A confissão é feita no ano de 1921, em carta ao amigo Mota Lima Filho. Graciliano está com 29 anos de idade. Já não é uma criança: seis anos depois será eleito prefeito de Palmeira dos Índios, Alagoas. Só 12 anos depois, já quarentão, publicará seu primeiro
livro, “Caetés”, de 1933. No ano seguinte, publica “São Bernardo” e mais dois anos depois, “Angústia”. Sua obra-prima, “Vida secas”, de 1938, prova definitiva de sua autoconfiança _ o que não exclui o medo, mas o emoldura _, foi publicada aos 46 anos.
Pois na mesma carta a Mota Lima Filho, escrita aos 29 anos de idade, ainda antes do primeiro livro, Graciliano diz ainda: “Muito me diverti com a extravagante idéia que tiveste de pedir-me alguma coisa para ser publicada aí. Escrever, hoje, com a minha idade?
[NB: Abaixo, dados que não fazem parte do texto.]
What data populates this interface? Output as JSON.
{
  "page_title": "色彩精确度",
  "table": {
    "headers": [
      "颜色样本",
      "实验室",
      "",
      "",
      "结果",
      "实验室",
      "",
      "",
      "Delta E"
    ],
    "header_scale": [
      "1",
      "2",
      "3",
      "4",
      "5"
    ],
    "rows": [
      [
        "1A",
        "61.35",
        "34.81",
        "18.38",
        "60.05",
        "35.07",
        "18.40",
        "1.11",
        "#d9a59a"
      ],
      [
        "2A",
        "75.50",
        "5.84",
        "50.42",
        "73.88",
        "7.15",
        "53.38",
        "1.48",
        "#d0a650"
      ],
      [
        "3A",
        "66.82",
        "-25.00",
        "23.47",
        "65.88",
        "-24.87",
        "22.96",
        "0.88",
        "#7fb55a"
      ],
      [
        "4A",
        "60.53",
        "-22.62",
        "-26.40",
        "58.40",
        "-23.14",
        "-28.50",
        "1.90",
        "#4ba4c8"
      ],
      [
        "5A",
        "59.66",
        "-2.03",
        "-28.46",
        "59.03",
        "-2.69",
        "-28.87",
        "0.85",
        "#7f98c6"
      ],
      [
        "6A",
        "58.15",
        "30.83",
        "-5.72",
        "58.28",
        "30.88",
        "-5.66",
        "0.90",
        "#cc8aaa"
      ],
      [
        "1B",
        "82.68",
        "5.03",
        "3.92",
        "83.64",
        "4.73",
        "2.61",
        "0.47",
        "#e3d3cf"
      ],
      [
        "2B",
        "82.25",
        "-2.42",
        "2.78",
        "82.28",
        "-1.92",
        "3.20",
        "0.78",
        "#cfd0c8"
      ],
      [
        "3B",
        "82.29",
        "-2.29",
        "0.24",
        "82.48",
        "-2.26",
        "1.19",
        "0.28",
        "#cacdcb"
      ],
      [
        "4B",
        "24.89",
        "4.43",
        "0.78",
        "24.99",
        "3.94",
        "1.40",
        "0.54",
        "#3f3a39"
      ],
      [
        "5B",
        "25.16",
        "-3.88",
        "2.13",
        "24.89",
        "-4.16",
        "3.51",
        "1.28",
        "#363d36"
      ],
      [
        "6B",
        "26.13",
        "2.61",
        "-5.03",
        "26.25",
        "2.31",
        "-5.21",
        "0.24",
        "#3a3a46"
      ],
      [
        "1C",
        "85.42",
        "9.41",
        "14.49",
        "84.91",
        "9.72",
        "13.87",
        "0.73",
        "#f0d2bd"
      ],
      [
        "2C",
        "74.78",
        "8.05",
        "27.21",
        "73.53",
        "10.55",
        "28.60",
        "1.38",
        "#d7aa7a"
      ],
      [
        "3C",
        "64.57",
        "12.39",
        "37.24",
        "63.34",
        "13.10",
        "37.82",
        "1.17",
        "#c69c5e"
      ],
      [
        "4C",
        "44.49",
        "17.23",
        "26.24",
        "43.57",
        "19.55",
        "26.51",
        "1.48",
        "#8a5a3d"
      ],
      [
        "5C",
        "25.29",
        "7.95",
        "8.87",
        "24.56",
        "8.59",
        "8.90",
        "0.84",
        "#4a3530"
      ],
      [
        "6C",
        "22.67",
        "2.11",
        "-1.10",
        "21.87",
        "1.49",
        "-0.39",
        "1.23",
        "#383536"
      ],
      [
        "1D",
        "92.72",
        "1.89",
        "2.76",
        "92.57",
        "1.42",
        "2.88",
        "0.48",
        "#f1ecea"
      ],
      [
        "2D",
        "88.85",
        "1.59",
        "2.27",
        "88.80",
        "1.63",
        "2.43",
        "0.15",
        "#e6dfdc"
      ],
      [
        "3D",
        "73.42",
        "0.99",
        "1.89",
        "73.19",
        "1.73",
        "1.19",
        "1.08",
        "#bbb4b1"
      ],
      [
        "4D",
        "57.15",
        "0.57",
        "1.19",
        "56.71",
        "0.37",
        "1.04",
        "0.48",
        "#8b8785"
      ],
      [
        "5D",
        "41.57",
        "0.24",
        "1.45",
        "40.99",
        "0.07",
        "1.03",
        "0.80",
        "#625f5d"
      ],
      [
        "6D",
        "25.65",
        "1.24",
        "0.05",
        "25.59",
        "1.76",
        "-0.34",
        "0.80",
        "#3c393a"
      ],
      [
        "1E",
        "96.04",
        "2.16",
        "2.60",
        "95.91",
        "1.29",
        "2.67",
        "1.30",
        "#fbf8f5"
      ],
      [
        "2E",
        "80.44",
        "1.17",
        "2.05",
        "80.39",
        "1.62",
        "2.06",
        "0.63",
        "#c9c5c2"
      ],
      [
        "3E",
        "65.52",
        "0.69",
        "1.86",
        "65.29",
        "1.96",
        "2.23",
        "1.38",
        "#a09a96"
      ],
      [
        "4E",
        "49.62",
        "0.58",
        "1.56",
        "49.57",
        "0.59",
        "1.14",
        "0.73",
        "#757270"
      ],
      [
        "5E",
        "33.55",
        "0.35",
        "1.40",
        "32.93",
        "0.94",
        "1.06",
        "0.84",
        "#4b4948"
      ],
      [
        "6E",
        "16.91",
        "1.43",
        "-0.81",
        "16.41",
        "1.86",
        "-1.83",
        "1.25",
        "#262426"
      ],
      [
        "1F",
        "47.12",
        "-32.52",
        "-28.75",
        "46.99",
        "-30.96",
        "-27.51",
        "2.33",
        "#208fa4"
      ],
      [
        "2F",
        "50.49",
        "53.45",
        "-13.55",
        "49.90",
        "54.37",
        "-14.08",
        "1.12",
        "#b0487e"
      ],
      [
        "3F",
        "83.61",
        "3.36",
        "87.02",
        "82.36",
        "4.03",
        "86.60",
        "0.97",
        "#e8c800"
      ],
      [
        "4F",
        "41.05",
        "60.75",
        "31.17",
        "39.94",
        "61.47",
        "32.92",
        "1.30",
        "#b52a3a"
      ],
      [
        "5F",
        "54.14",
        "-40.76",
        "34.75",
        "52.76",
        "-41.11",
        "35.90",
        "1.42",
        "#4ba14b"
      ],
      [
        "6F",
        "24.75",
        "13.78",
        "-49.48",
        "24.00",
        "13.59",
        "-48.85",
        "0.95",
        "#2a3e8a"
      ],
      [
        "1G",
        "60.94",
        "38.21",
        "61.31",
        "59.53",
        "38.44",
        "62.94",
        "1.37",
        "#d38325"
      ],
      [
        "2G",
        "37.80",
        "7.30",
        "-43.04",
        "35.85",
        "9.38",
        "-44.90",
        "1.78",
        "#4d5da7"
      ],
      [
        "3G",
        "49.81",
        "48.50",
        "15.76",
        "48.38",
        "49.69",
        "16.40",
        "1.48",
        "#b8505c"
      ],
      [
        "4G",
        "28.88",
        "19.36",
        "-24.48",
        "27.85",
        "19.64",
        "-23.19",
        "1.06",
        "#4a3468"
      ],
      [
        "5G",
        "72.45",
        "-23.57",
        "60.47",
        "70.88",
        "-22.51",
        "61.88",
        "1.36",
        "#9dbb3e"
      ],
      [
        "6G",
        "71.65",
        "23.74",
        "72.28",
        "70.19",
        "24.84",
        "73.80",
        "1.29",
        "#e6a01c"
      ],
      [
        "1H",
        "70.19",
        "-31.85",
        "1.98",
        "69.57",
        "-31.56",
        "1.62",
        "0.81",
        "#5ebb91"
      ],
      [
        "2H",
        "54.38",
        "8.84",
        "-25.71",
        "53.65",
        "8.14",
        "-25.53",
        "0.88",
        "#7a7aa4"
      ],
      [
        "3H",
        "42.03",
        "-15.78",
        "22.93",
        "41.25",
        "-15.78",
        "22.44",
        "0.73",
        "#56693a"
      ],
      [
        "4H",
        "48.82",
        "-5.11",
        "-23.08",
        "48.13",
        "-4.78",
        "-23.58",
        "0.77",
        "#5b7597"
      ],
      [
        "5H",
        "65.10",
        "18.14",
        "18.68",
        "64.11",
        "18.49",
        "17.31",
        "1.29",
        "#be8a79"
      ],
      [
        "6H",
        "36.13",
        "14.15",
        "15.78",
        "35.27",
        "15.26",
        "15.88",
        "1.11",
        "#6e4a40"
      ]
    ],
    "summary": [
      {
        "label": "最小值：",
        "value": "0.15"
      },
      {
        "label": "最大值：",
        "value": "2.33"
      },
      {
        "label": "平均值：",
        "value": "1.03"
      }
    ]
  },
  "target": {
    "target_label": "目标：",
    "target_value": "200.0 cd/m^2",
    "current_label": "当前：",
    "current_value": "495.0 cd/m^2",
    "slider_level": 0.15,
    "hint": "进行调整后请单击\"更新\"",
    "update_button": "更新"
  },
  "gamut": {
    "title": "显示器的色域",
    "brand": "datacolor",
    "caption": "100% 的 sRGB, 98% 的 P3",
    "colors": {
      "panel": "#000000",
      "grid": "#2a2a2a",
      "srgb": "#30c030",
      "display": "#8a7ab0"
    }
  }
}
Que pensas de mim?” A certeza com que, antes dos trinta anos, ele afirma sua falta de vocação é um exemplo gritante do descompasso absoluto entre tempo e escrita. E, no entanto, logo depois _ desmentindo a si mesmo, traindo a si mesmo _ ele começaria a escrever sua grande obra. Tempo retorcido, tempo mais potente.
O sábio Graciliano desprezava não só o cerco do tempo, mas também os espartilhos asfixiantes da gramática. Em carta dos anos 1930 a sua segunda mulher, Heloísa, tenta convencê-la a escrever, ela também, um romance. Aconselha: “Escreva às escondidas, não é preciso ninguém saber que você se dedica a ocupações prejudiciais”. E mais à frente: “Faça uma tentativa à noite, quando o pessoal estiver dormindo”. Quanto ao suposto despreparo da mulher para a escrita literária, evoca a figura de George Sand, que “começou a escrever sem gramática”. Acrescenta: “Nossos escritores atuais, Zé Lins (do Rego) e Jorge (Amado) à frente, ignoram isso completamente”.
Um conselho, entre eles, creio, se destaca. É direto, simples, brutal: “Não imite ninguém, faça coisa sua”. Um escritor não deve nada a ninguém; se deve, ou pensa que deve, não escreve. Graciliano sabe que, com suas idéias, causa espanto à mulher, mas acredita sinceramente que a vocação literária vem de regiões distintas do bem escrever, da retórica afiada, do “bom preparo”. Vem de zonas escuras e até desprezíveis. Desmentindo o que pensou de si mesmo aos 29 anos, agora inclui a insegurança e o despreparo entre as condições fundamentais da escrita.
Sabia Graciliano que, sem uma boa dose de dúvída e de insegurança nada se chega a escrever. A segurança é uma trava. A certeza, uma coleira. Sem um desprezo pela “boa escrita” também não se consegue escrever. Fala, todo o tempo, do medo, que entrava não só sua mulher, mas a ele mesmo. Não se trata de “não ter medo”, mas de incluir o medo no que se faz. Sem medo, ninguém atravessa uma avenida _ pois não olhará para os lados, e correrá o risco de ser atropelado. Sem medo, já me disse uma voz muito sábia, ninguém escreve. O medo não é uma obstaculo à escrita, mas uma de suas mais importantes condições.